Port Purpose Adapters
ExtractorPort Extract raw text from documents Tika, PyMuPDF
OCRPort Optical character recognition Tesseract
PostProcessorPort Text post-processing Cleanup
OutputFormatterPort Format output Markdown, JSON, PlainText
StoragePort File storage Local filesystem

ExtractorPort

class ExtractorPort(ABC):
    @abstractmethod
    async def extract(self, file_content: bytes, mime_type: str) -> ExtractionResult: ...

    @abstractmethod
    def supported_mime_types(self) -> set[str]: ...

    @property
    @abstractmethod
    def name(self) -> str: ...

Implementations:

  • TikaExtractor — HTTP client to Apache Tika server. Supports 1000+ formats.
  • PyMuPDFExtractor — Direct PDF parsing. 10-50x faster than Tika for PDFs.

OCRPort

class OCRPort(ABC):
    @abstractmethod
    async def recognize(self, image_content: bytes, language: str = "eng") -> str: ...

Implementations:

  • TesseractOCR — Self-hosted, open-source. Runs in thread pool.

Planned: Google Vision, Azure Computer Vision


PostProcessorPort

class PostProcessorPort(ABC):
    @abstractmethod
    async def process(self, text: str, context: dict | None = None) -> str: ...

Implementations:

  • CleanupProcessor — Normalize whitespace, fix OCR artifacts, rejoin hyphenation.

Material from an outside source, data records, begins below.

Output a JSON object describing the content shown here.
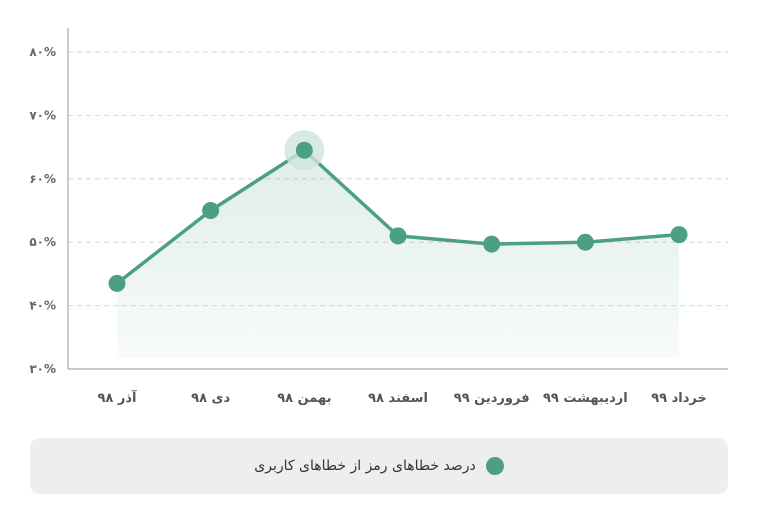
{
  "chart_data": {
    "type": "area",
    "categories": [
      "آذر ۹۸",
      "دی ۹۸",
      "بهمن ۹۸",
      "اسفند ۹۸",
      "فروردین ۹۹",
      "اردیبهشت ۹۹",
      "خرداد ۹۹"
    ],
    "series": [
      {
        "name": "درصد خطاهای رمز از خطاهای کاربری",
        "values": [
          43.5,
          55.0,
          64.5,
          51.0,
          49.7,
          50.0,
          51.2
        ]
      }
    ],
    "ylim": [
      30,
      80
    ],
    "yticks": [
      "۳۰%",
      "۴۰%",
      "۵۰%",
      "۶۰%",
      "۷۰%",
      "۸۰%"
    ],
    "highlight_index": 2,
    "grid": true,
    "legend_position": "bottom",
    "colors": {
      "line": "#4d9f84",
      "fill": "#4d9f84",
      "highlight_halo": "#cfe5dc",
      "grid": "#d6d6d6",
      "axis": "#999999"
    }
  }
}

Planned: LLM post-processor (OpenAI, Ollama)


OutputFormatterPort

class OutputFormatterPort(ABC):
    @abstractmethod
    async def format(self, text: str, metadata: dict | None = None) -> ProcessingResult: ...

Implementations:

  • MarkdownFormatter — Clean Markdown with YAML front matter
  • JSONFormatter — Structured JSON with content + metadata
  • PlainTextFormatter — Pass-through, no formatting

Adding a New Adapter

  1. Create a new file in src/docflow/adapters/outbound/<category>/
  2. Implement the corresponding port (ABC)
  3. Register it in dependencies.py
  4. Add the new package to pyproject.toml optional dependencies

No changes to domain or application layer required.